L'Amérique des années 30 voulut trouver les responsables de la catastrophe économique. Des noms de personnes, de métiers, de religions, de nations circulaient dans les esprits. On créa donc une commission indépendante chargée de déterminer les responsabilités. Après des années de travail, la commission s'épuisa d'elle-même: impossible de répondre précisément à la question. Le monde politique s'égara et trouva entre-temps dans le protectionnisme une réponse à la crise. On croyait ce mot oublié, mais aujourd'hui il n'est plus tabou; il revit déguisé. D'abord, plutôt que d'affronter ses propres errements passés, on a préféré trouver le coupable: «l'Amérique». Dernièrement, à Davos, la Russie ou la Chine l'ont fait sans honte.
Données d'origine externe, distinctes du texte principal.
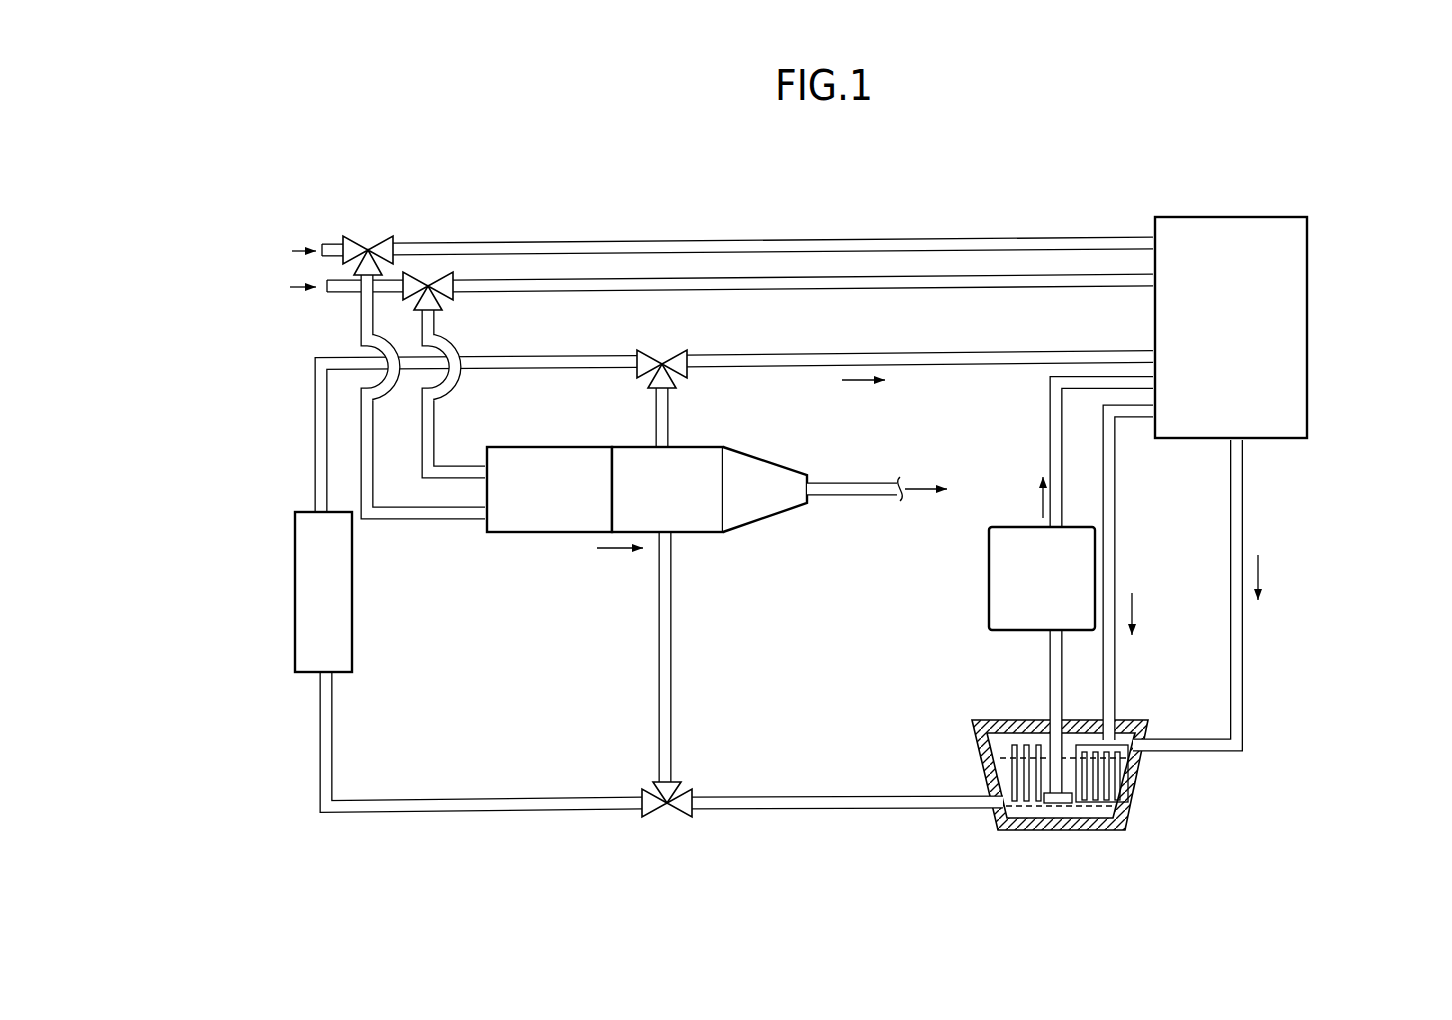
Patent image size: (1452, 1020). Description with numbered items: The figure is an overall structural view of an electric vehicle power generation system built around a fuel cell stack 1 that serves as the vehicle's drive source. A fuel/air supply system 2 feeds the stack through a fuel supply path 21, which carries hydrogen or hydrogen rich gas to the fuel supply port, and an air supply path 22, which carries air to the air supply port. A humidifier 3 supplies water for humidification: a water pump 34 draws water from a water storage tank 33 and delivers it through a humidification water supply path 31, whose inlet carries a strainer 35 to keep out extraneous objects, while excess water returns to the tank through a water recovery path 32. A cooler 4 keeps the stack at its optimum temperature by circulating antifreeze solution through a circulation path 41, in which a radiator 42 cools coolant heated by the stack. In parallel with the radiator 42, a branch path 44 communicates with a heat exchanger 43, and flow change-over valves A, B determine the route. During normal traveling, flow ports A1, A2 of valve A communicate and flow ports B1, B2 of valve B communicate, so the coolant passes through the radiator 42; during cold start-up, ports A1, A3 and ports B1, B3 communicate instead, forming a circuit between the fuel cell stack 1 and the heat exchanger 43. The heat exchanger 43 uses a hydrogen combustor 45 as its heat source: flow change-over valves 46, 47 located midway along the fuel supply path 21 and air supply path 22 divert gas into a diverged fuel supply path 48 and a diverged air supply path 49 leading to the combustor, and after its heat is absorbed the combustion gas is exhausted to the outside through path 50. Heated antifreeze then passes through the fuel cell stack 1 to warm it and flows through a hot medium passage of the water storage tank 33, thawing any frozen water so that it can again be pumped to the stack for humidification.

The fuel cell stack 1 is at (1205, 213).
The fuel/air supply system 2 is at (654, 370).
The humidifier 3 is at (1177, 633).
The cooler 4 is at (812, 596).
The fuel supply path 21 is at (478, 242).
The air supply path 22 is at (792, 289).
The humidification water supply path 31 is at (1050, 427).
The water recovery path 32 is at (1120, 658).
The water storage tank 33 is at (1135, 790).
The water pump 34 is at (989, 575).
The strainer 35 is at (1060, 806).
The circulation path 41 is at (852, 352).
The radiator 42 is at (340, 675).
The heat exchanger 43 is at (702, 535).
The branch path 44 is at (673, 702).
The hydrogen combustor 45 is at (517, 535).
The flow change-over valve 46 is at (385, 242).
The flow change-over valve 47 is at (447, 292).
The diverged fuel supply path 48 is at (370, 535).
The diverged air supply path 49 is at (425, 423).
The exhaust path 50 is at (848, 497).
The flow change-over valve A is at (673, 817).
The flow port A1 is at (692, 818).
The flow port A2 is at (652, 823).
The flow port A3 is at (655, 782).
The flow change-over valve B is at (662, 339).
The flow port B1 is at (684, 353).
The flow port B2 is at (637, 353).
The flow port B3 is at (664, 387).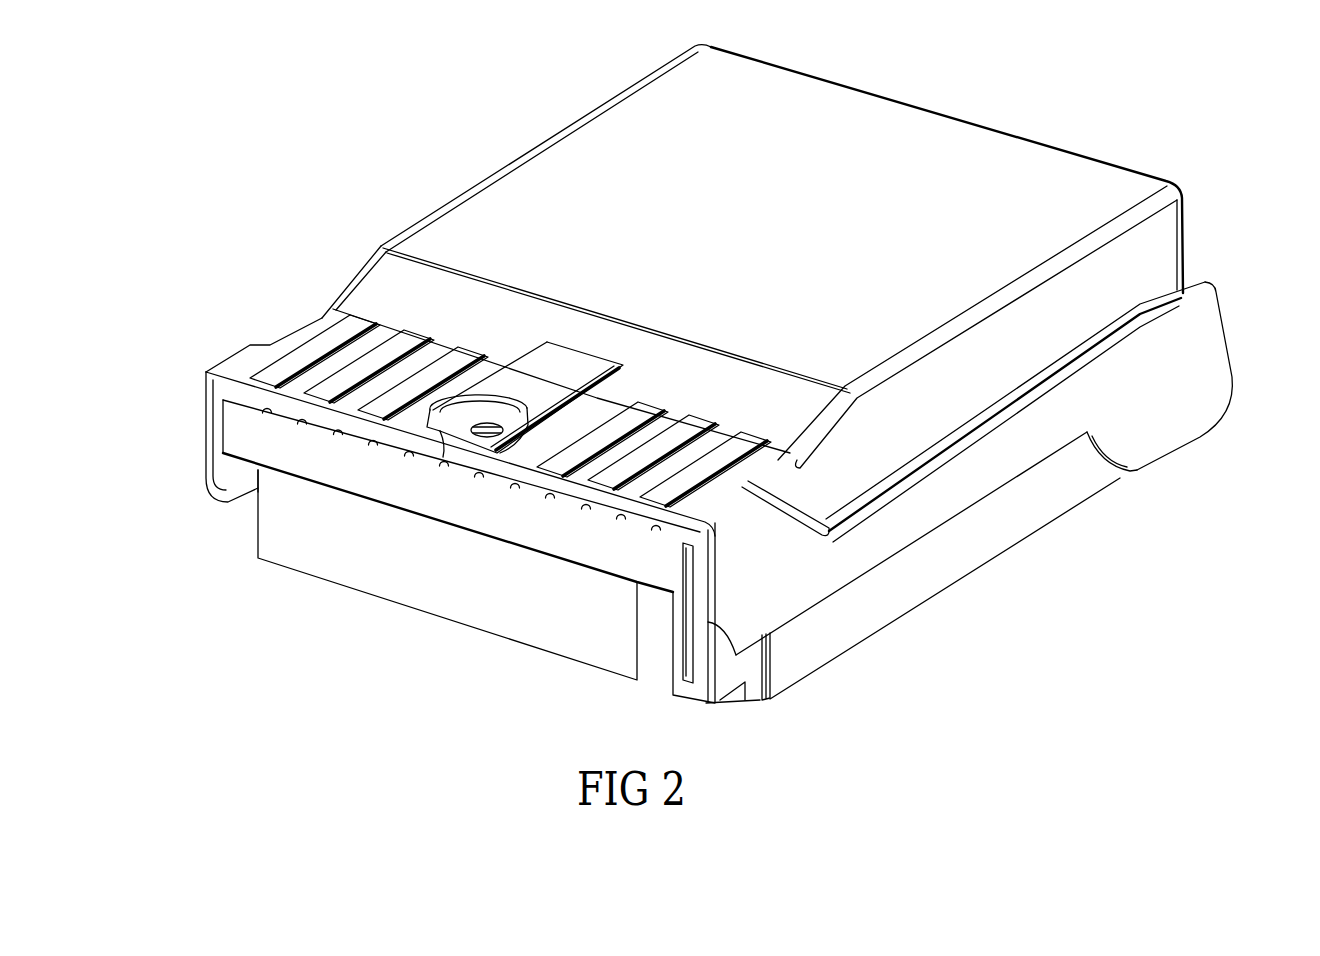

Pourtant, ce sont bien elles, en exportant plus de pétrole ou de jouets chinois, qui ont le plus profité ces dernières années de l'excès de consommation américain. «I loved America»... Pour l'Europe, c'est le manque de régulation américain qui est à l'origine de l'orgie financière. Mais oublie-t-elle que sa finance a largement fauté également? Où était donc l'avantage de la régulation européenne? Oublie-t-elle aussi qu'elle ne dispose pas d'un plan de sauvetage européen en cas de faillite d'une grande banque? L'Allemagne oublie-t-elle que ses exportations vers la Chine ne progressaient que parce que la demande chinoise était stimulée par l'Amérique? «I loved America»...
Puis, face aux pertes économiques et aux enjeux sociaux, les Etats sont intervenus pour sauver et protéger des industries en difficulté, surtout les nationales et les pourvoyeuses d'emploi. Mais pour protéger quoi? Et contre qui? Forcément contre la concurrence étrangère, mais aussi locale. Sauver GM pénalise Peugeot. Aider Peugeot entraîne l'Allemagne à aider BMW. Aider les banques en Irlande pousse l'Angleterre à aider les siennes. Aider UBS biaise la concurrence locale... La roue protectrice doit tourner... A chaque aide doit répondre une nouvelle aide. Du protectionnisme déguisé.
Enfin tout cela creusant les budgets des Etats, une hausse de la fiscalité est déjà programmée. J'entends déjà d'ailleurs la taxe Tobin revenir: «Punir les banques, freiner les flux de capitaux et la spéculation»... freiner?... ah, comme les droits de douane ont freiné le commerce dans les années 30? Non merci, Monsieur Emmanuel Todd, réintégrer les marchés dans les règles des nations, ce n'est pas une chance, c'est une calamité. Et, non Monsieur Attali, couvrir les marchés par un gouvernement mondial avec une monnaie unique n'est pas possible. Mais y a-t-il encore une place entre Emmanuel et Jacques?